JWE (RFC 7516) defines how to encrypt arbitrary content so that only intended recipients can decrypt and verify it. The Compact Serialization has five Base64URL parts: protected header, encrypted key, IV, ciphertext, and authentication tag. The header's alg parameter selects the key-management mode, such as RSA-OAEP-256, ECDH-ES+A256KW, A256KW, or dir, while enc selects the AEAD bulk cipher, typically A256GCM or A128CBC-HS256. JWE underpins encrypted ID tokens, nested JWTs (JWS-then-JWE), and OpenID Connect for high-assurance flows. Implementers must use authenticated encryption, validate aud/iss claims of the inner JWS, prefer ECDH-ES with X25519 over RSA-OAEP for new deployments, and avoid the Bleichenbacher-style oracles of RSA1_5.

Examples

  1. 01

    An OpenID Connect ID token wrapped in a JWE so the IdP can hide claims from intermediate proxies.

  2. 02

    A confidential message between two services encoded as a JWE with ECDH-ES+A256KW key agreement and A256GCM.

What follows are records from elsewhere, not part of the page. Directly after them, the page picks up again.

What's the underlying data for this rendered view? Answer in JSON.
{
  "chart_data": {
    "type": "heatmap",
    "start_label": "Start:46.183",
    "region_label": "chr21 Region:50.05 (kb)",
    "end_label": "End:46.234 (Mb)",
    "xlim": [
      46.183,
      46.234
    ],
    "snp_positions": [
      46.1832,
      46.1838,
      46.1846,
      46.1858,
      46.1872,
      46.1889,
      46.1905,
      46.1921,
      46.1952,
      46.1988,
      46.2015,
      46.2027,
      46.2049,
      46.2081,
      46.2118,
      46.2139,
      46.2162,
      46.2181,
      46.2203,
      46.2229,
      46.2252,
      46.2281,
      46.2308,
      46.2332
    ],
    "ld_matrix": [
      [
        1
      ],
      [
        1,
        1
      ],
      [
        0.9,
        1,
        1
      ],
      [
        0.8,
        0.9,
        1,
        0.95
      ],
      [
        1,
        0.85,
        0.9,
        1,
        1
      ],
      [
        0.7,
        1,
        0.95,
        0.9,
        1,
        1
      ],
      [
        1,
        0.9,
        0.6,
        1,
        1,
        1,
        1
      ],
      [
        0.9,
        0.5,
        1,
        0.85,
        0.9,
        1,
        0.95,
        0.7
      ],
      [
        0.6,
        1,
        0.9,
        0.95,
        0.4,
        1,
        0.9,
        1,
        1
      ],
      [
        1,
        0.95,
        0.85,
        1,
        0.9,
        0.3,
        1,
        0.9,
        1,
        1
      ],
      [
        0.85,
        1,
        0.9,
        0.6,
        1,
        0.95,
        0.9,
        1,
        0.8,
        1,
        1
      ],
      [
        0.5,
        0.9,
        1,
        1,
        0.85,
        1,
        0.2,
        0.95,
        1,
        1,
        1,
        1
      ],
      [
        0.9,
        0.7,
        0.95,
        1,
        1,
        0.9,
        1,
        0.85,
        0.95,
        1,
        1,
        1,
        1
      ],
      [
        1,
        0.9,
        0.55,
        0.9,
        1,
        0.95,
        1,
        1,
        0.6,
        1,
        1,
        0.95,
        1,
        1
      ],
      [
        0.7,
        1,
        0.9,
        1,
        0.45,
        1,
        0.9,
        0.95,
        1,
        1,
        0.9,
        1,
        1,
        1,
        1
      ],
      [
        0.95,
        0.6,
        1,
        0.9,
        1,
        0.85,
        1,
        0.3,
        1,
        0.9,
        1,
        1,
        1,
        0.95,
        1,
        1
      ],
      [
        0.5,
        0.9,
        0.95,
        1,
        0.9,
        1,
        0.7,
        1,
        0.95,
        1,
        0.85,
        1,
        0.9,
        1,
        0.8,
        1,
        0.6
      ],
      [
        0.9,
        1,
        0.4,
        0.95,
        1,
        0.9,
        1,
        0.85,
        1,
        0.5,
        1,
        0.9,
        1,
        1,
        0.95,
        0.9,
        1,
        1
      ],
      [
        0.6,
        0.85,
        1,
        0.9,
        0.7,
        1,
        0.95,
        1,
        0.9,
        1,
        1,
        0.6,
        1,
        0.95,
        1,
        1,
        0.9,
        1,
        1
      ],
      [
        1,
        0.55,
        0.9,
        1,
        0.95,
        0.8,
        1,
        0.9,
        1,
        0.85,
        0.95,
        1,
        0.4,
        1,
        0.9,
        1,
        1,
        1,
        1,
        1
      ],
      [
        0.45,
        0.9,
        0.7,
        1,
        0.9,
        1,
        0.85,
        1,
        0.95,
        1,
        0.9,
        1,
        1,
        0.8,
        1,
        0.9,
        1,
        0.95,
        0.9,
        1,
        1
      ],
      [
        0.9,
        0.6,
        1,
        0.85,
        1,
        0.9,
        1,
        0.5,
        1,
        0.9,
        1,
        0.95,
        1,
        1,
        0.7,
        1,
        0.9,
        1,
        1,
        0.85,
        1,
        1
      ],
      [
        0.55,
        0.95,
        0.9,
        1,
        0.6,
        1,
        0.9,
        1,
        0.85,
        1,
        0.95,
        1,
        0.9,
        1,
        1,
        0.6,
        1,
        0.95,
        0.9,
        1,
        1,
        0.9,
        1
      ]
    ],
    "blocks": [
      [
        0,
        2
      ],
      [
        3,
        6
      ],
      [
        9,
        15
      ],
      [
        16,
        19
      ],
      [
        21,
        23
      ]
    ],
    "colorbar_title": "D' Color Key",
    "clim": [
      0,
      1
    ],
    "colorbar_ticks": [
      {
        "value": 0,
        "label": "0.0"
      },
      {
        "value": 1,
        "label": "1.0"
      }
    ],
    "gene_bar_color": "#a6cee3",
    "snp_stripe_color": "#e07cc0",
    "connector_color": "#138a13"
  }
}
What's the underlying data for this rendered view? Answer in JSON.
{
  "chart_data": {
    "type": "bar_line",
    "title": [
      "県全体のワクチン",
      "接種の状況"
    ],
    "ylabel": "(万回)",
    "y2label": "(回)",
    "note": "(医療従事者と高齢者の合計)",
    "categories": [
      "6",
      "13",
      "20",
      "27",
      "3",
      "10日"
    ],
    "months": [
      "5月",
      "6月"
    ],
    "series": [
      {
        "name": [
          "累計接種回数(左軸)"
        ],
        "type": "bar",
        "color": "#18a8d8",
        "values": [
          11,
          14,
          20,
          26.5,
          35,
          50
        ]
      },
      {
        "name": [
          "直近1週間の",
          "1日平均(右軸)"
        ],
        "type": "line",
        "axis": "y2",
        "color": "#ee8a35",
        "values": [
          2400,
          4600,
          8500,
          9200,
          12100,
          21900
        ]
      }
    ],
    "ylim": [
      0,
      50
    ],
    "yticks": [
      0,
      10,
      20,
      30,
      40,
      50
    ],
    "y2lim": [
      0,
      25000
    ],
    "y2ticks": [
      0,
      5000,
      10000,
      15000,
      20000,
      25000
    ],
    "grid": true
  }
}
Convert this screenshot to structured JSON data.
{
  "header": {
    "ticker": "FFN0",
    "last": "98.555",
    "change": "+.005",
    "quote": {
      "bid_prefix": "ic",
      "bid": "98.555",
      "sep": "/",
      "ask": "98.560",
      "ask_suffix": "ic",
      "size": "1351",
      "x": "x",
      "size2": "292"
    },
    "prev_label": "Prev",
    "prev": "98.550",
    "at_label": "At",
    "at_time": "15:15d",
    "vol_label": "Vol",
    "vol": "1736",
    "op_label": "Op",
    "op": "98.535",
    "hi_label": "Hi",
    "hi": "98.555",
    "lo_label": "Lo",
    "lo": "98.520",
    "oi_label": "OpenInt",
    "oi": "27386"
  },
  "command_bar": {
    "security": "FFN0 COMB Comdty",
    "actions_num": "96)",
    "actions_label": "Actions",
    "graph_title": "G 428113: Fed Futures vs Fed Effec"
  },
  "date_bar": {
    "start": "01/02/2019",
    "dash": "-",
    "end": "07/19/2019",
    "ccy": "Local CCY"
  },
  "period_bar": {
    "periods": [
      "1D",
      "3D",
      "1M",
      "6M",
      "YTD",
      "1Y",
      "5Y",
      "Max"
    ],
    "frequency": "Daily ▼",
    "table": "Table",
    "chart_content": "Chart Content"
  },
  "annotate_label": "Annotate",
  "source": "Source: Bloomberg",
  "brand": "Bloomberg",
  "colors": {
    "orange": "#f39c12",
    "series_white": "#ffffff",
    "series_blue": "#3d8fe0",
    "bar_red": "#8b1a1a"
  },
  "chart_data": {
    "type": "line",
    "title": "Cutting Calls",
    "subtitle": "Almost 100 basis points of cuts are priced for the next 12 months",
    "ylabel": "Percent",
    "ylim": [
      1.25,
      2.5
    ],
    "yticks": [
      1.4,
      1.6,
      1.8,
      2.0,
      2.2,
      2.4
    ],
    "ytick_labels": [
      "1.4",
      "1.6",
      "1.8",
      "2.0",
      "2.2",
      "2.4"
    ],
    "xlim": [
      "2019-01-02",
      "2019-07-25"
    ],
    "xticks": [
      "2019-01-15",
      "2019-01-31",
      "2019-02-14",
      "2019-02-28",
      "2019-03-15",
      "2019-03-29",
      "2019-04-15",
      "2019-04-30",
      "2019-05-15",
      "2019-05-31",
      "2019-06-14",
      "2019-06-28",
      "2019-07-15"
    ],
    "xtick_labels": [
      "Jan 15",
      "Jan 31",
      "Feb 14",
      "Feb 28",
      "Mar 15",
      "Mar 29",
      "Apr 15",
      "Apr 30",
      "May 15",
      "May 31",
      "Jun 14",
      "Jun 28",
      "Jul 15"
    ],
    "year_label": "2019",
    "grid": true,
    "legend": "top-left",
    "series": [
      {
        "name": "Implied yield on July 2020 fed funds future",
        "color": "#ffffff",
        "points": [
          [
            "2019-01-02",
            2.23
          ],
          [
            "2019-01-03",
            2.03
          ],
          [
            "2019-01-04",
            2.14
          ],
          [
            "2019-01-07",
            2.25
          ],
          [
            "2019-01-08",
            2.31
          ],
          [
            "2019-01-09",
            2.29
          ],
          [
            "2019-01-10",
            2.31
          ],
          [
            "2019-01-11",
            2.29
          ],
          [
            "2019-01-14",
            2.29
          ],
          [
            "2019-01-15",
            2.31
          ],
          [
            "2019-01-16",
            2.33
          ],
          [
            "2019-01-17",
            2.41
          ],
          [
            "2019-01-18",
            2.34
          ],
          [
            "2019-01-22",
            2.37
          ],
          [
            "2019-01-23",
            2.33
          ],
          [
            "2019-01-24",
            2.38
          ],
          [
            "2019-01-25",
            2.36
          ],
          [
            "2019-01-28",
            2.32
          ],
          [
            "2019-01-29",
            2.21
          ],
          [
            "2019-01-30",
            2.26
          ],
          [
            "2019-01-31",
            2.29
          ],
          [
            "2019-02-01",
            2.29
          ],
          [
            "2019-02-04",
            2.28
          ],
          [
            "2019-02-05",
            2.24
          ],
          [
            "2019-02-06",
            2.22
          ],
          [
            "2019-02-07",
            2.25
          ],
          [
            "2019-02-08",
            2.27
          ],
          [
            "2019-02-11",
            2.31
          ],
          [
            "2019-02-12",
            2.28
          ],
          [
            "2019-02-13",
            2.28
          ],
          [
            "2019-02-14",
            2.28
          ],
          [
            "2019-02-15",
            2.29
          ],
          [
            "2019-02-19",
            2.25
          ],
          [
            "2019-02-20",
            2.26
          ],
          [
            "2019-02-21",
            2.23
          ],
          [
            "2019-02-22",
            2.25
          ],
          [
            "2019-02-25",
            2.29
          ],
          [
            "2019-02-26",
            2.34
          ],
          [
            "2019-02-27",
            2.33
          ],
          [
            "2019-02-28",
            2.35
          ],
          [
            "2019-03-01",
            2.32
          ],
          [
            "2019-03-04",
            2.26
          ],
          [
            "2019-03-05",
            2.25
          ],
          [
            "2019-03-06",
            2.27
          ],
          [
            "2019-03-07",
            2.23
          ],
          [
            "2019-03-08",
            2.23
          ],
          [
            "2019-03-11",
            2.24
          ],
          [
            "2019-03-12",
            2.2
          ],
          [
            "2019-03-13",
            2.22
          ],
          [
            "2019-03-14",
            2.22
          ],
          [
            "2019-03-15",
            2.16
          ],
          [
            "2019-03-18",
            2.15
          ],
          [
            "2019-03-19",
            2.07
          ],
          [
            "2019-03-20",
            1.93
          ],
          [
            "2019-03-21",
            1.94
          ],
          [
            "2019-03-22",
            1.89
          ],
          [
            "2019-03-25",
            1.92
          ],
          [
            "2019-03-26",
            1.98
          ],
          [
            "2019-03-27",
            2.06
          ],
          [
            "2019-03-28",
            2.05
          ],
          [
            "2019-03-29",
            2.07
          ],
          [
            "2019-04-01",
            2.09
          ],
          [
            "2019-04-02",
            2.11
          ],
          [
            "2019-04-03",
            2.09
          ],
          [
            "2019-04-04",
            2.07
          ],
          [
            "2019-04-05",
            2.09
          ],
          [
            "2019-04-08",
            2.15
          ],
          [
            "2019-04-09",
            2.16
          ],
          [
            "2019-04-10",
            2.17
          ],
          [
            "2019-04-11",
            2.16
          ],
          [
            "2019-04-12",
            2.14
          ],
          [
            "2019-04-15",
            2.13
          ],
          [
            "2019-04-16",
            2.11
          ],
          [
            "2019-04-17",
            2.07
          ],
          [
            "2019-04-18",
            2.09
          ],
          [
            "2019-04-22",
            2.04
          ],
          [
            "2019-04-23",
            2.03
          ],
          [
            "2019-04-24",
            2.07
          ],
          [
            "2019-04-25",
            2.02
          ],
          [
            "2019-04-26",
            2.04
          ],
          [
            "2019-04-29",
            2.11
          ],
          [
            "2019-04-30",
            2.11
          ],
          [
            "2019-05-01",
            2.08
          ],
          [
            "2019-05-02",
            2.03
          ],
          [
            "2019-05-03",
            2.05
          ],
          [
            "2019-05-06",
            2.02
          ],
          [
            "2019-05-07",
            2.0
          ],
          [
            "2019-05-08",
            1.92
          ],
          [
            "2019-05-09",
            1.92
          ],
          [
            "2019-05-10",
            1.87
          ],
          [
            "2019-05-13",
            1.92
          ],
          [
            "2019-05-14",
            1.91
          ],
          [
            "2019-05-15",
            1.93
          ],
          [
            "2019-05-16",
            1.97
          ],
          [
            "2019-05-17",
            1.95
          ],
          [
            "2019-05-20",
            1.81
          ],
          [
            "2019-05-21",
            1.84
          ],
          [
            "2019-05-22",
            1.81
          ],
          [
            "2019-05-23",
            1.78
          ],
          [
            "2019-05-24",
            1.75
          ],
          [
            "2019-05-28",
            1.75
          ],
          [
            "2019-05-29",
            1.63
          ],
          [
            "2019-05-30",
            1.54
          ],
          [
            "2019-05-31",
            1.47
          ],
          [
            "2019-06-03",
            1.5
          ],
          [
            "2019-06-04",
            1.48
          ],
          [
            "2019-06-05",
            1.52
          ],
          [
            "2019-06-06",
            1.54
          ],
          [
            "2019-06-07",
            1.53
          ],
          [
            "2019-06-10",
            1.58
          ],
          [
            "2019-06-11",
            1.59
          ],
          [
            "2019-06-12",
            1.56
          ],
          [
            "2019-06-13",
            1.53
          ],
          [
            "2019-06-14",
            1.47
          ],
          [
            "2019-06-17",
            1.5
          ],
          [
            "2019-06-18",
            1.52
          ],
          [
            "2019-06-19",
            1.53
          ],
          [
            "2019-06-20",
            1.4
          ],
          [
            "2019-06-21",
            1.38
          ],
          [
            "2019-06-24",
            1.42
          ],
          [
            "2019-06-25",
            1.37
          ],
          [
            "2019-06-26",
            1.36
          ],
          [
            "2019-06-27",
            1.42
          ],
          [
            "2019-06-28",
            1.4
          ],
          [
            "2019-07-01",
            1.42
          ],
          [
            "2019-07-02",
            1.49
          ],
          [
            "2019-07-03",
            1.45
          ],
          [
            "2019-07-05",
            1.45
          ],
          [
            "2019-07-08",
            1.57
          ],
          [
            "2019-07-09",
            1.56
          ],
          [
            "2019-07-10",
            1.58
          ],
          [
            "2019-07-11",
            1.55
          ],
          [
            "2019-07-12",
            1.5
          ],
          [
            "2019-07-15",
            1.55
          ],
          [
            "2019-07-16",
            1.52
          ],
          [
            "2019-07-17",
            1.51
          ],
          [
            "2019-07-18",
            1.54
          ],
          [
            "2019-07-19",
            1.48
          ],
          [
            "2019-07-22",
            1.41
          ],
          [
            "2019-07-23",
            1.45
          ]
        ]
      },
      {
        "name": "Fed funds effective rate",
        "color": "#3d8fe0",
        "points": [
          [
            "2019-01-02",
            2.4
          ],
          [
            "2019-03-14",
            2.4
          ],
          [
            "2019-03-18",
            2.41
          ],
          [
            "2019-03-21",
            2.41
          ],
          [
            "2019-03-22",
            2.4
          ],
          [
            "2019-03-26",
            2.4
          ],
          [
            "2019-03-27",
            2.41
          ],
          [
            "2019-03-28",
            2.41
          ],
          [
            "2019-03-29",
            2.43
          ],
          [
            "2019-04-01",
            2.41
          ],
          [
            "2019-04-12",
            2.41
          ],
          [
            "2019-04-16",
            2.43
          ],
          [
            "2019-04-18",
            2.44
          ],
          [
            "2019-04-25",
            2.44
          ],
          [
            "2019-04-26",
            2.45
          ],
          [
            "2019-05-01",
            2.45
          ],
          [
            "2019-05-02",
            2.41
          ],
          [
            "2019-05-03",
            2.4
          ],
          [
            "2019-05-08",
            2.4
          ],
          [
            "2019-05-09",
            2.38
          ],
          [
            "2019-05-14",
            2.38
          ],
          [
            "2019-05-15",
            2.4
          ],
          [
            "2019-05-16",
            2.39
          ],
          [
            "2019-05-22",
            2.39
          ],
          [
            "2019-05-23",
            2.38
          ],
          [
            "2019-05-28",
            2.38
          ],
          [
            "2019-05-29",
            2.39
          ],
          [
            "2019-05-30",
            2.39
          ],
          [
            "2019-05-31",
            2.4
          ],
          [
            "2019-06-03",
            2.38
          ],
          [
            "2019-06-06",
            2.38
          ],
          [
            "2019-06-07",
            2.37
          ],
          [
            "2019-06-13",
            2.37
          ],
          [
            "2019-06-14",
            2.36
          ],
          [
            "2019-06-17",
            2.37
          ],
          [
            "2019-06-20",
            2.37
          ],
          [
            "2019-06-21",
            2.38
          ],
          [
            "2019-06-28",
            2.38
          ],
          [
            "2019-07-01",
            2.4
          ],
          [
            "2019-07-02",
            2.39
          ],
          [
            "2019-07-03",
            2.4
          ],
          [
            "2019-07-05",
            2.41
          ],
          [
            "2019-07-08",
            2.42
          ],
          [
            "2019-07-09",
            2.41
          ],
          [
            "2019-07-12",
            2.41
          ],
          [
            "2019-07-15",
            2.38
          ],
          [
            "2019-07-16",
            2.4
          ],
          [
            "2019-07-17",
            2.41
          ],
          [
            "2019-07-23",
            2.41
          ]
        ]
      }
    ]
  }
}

Frequently asked questions

What is JWE?

JSON Web Encryption (RFC 7516) is a JOSE format that confidentially encapsulates a payload using authenticated encryption and either a key-wrapping or key-agreement scheme. It belongs to the Cryptography category of cybersecurity.

What does JWE mean?

JSON Web Encryption (RFC 7516) is a JOSE format that confidentially encapsulates a payload using authenticated encryption and either a key-wrapping or key-agreement scheme.

How does JWE work?

JWE (RFC 7516) defines how to encrypt arbitrary content so that only intended recipients can decrypt and verify it. The Compact Serialization has five Base64URL parts: protected header, encrypted key, IV, ciphertext, and authentication tag. The header's alg parameter selects the key-management mode, such as RSA-OAEP-256, ECDH-ES+A256KW, A256KW, or dir, while enc selects the AEAD bulk cipher, typically A256GCM or A128CBC-HS256. JWE underpins encrypted ID tokens, nested JWTs (JWS-then-JWE), and OpenID Connect for high-assurance flows. Implementers must use authenticated encryption, validate aud/iss claims of the inner JWS, prefer ECDH-ES with X25519 over RSA-OAEP for new deployments, and avoid the Bleichenbacher-style oracles of RSA1_5.

How do you defend against JWE?

Defences for JWE typically combine technical controls and operational practices, as detailed in the full definition above.

What are other names for JWE?

Common alternative names include: JSON Web Encryption.